Tuesday, September 14, 1999

St. Bernard man dies in basic training


Airman's family awaits the truth

BY EARNEST WINSTON
The Cincinnati Enquirer

        Military officials are investigating the death of a St. Bernard man who collapsed from heat stroke during a basic training exercise Friday at Lackland Air Force Base in Texas.

        Airman Basic Micah Schindler, 18, collapsed Friday afternoon toward the end of the four-hour exercise at the San Antonio base. The exercise takes trainees on a 5.8-mile march over gravel roads and hilly terrain, said Air Force spokeswoman Irene Witt.

        Airman Schindler died Sunday at Wilford Hall Medical Center of complications from heat stroke. An autopsy has been ordered.

        Military officials would not address reports that Airman Schindler was forced to march and was scolded by an instructor for not keeping pace with the other 200 trainees.

Graduation on Friday
        Airman Schindler was scheduled to graduate from the six-week program this Friday. His death was the second at Lackland Air Force Base in five years. The other death was not heat-related.

        Air Force officials say they do not plan to suspend field training exercises as a result of Airman Schindler's death.

        Family members, who flew to San Antonio on Saturday morning, said they think military officials aren't “being up front” with them about information surrounding Airman Schindler's death.

        “They're talking like, "Oh, it was such a surprise that he collapsed,'” said his grandmother, Kay Schindlerof St.
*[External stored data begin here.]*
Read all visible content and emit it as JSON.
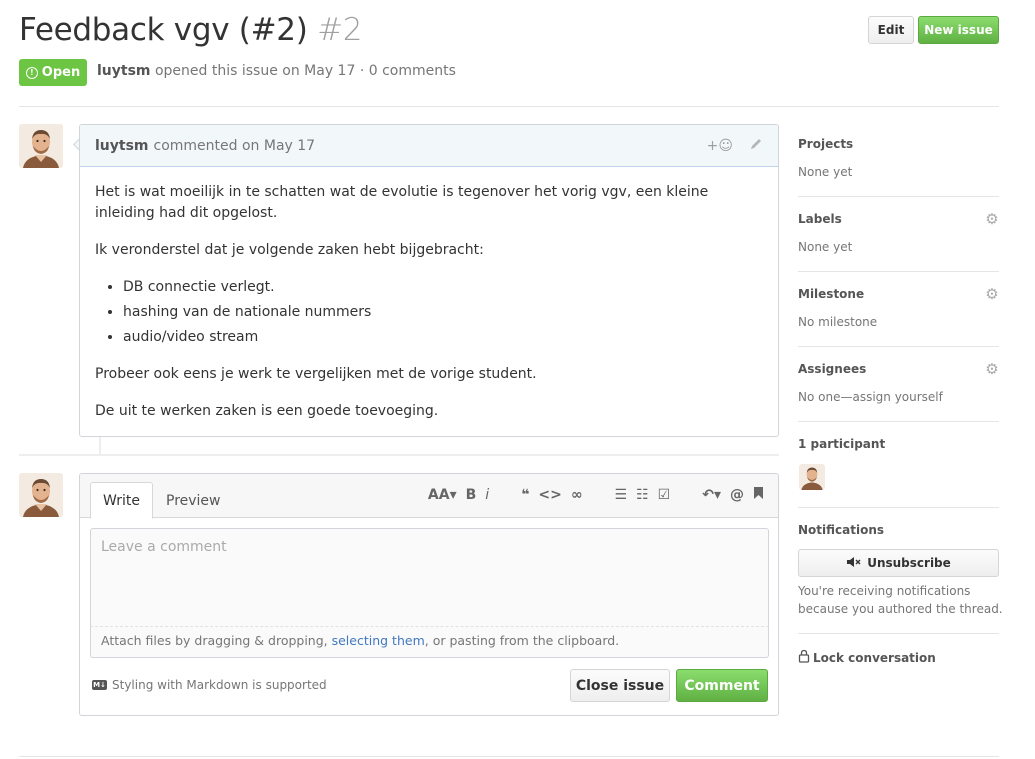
{
  "header": {
    "title": "Feedback vgv (#2)",
    "number": "#2",
    "edit_label": "Edit",
    "new_issue_label": "New issue",
    "state_label": "Open",
    "author": "luytsm",
    "meta_rest": "opened this issue on May 17 · 0 comments"
  },
  "comment": {
    "author": "luytsm",
    "action": "commented on May 17",
    "reaction_icon": "+☺",
    "paragraphs": [
      "Het is wat moeilijk in te schatten wat de evolutie is tegenover het vorig vgv, een kleine inleiding had dit opgelost.",
      "Ik veronderstel dat je volgende zaken hebt bijgebracht:"
    ],
    "list": [
      "DB connectie verlegt.",
      "hashing van de nationale nummers",
      "audio/video stream"
    ],
    "after_list": [
      "Probeer ook eens je werk te vergelijken met de vorige student.",
      "De uit te werken zaken is een goede toevoeging."
    ]
  },
  "form": {
    "tab_write": "Write",
    "tab_preview": "Preview",
    "placeholder": "Leave a comment",
    "attach_prefix": "Attach files by dragging & dropping, ",
    "attach_link": "selecting them",
    "attach_suffix": ", or pasting from the clipboard.",
    "markdown_note": "Styling with Markdown is supported",
    "markdown_badge": "M↓",
    "close_label": "Close issue",
    "comment_label": "Comment",
    "toolbar": {
      "heading": "AA▾",
      "bold": "B",
      "italic": "i",
      "quote": "❝",
      "code": "<>",
      "link": "∞",
      "ul": "☰",
      "ol": "☷",
      "task": "☑",
      "reply": "↶▾",
      "mention": "@",
      "bookmark": "🔖"
    }
  },
  "sidebar": {
    "projects_title": "Projects",
    "projects_value": "None yet",
    "labels_title": "Labels",
    "labels_value": "None yet",
    "milestone_title": "Milestone",
    "milestone_value": "No milestone",
    "assignees_title": "Assignees",
    "assignees_value": "No one—assign yourself",
    "participants_title": "1 participant",
    "notifications_title": "Notifications",
    "unsubscribe_label": "Unsubscribe",
    "notif_text": "You're receiving notifications because you authored the thread.",
    "lock_label": "Lock conversation"
  },
  "colors": {
    "open_green": "#6cc644",
    "link_blue": "#4078c0",
    "comment_header": "#f2f8fa"
  }
}
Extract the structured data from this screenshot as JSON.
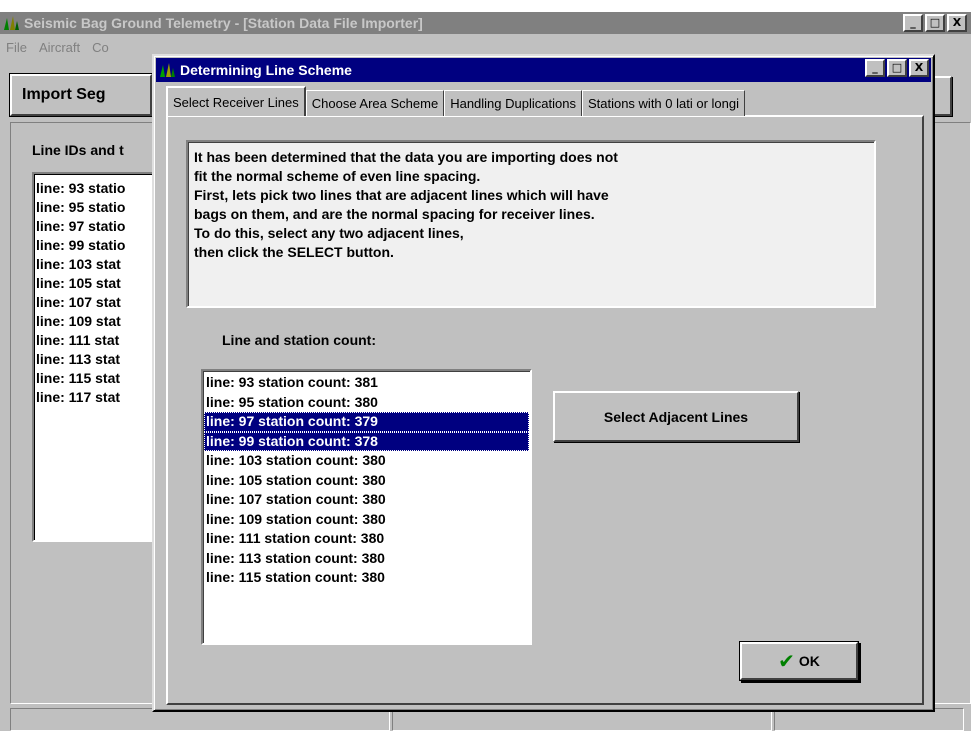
{
  "main_window": {
    "title": "Seismic Bag Ground Telemetry - [Station Data File Importer]",
    "controls": [
      "_",
      "□",
      "X"
    ],
    "menu": [
      "File",
      "Aircraft",
      "Co"
    ],
    "import_button": "Import Seg",
    "list_label": "Line IDs and t",
    "list_items": [
      "line: 93  statio",
      "line: 95  statio",
      "line: 97  statio",
      "line: 99  statio",
      "line: 103  stat",
      "line: 105  stat",
      "line: 107  stat",
      "line: 109  stat",
      "line: 111  stat",
      "line: 113  stat",
      "line: 115  stat",
      "line: 117  stat"
    ]
  },
  "dialog": {
    "title": "Determining Line Scheme",
    "controls": [
      "_",
      "□",
      "X"
    ],
    "tabs": [
      {
        "label": "Select Receiver Lines",
        "active": true
      },
      {
        "label": "Choose Area Scheme",
        "active": false
      },
      {
        "label": "Handling Duplications",
        "active": false
      },
      {
        "label": "Stations with 0 lati or longi",
        "active": false
      }
    ],
    "instructions": [
      "It has been determined that the data you are importing does not",
      "fit the normal scheme of even line spacing.",
      "First, lets pick two lines that are adjacent lines which will have",
      "bags on them, and are the normal spacing for receiver lines.",
      "To do this, select any two adjacent lines,",
      "then click the SELECT button."
    ],
    "count_label": "Line and station count:",
    "count_list": [
      {
        "text": "line: 93  station count: 381",
        "selected": false
      },
      {
        "text": "line: 95  station count: 380",
        "selected": false
      },
      {
        "text": "line: 97  station count: 379",
        "selected": true
      },
      {
        "text": "line: 99  station count: 378",
        "selected": true
      },
      {
        "text": "line: 103  station count: 380",
        "selected": false
      },
      {
        "text": "line: 105  station count: 380",
        "selected": false
      },
      {
        "text": "line: 107  station count: 380",
        "selected": false
      },
      {
        "text": "line: 109  station count: 380",
        "selected": false
      },
      {
        "text": "line: 111  station count: 380",
        "selected": false
      },
      {
        "text": "line: 113  station count: 380",
        "selected": false
      },
      {
        "text": "line: 115  station count: 380",
        "selected": false
      }
    ],
    "select_button": "Select Adjacent Lines",
    "ok_button": "OK",
    "ok_icon": "checkmark-icon"
  },
  "colors": {
    "title_active": "#000080",
    "title_inactive": "#808080",
    "face": "#c0c0c0",
    "selection": "#000080",
    "check": "#008000"
  }
}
Bernard. She said Air Force officials told relatives the only sign of distress her grandson showed prior to the heat stroke was when he threw up after lunch.

Given cold medicine
        “Several (people from the base) told my husband that my grandson had been feeling sick all day, and that he had been forced to participate.”

        Airman Schindler had been prescribed medicine for a cold, the spokeswoman said, though she doesn't know whether he took the medicine before he collapsed. Friday's temperature in San Antonio was 82 at 5 p.m., said Latrice Maxie, a meteorologist with the National Weather Service in San Antonio.

        Trainees were carrying an M-16, which weighs about 8 pounds, and a water canteen during the exercise. They were accompanied by medical technicians and stopped seven times for breaks and meals.

        “I guess it (the march) is strenuous,” the spokeswoman said. “It's not your routine walk to the grocery store.” She said the march is one in a series of exercises the trainees do, including physical conditioning such as sit-ups, push- ups and running.

        The march was added to the field training exercise 15 months ago, the spokeswoman said.

        “It's a part of moving airmen to more warrior-spirited products,” she said. “It prepares them for a range of real-world events.”

        At Roger Bacon High School, where Airman Schindler graduated in June, teachers who learned of the incident Monday huddled in disbelief, said American government teacher and public relations coordinator Jim Swedenburg. Several students who knew him talked with counselors at the school, where his sister, Leah, is a junior.

        “He was a real nice kid. Actual ly, he was very quiet in school,” said Mr. Swedenburg, whose class Airman Schindler was in last year. “But he had this underlying wit — this humor — that would surface every now and then.”

        Ryan Budke, 18, who graduated with Airman Schindler, said the two were in band together for three years.

        “He always liked to have fun. He was a real smart-aleck. It was something that defined him as Micah,” said Mr. Budke, of College Hill.

        Airman Schindler was planning to get married.

        Instead, his family is making plans for his funeral, which likely will be at St. Clement Church in St. Bernard. His organs will be donated.

        “All we're asking for is the truth(,” his grandmother said.

        Lackland is the only basic military training base for enlisted people who enter the Air Force, the Air Force Reserve and the Air National Guard. About 35,000 people enter basic training at Lackland each year.

        A memorial service for Airman Schindler will be held today at the Gateway Chapel at Lackland.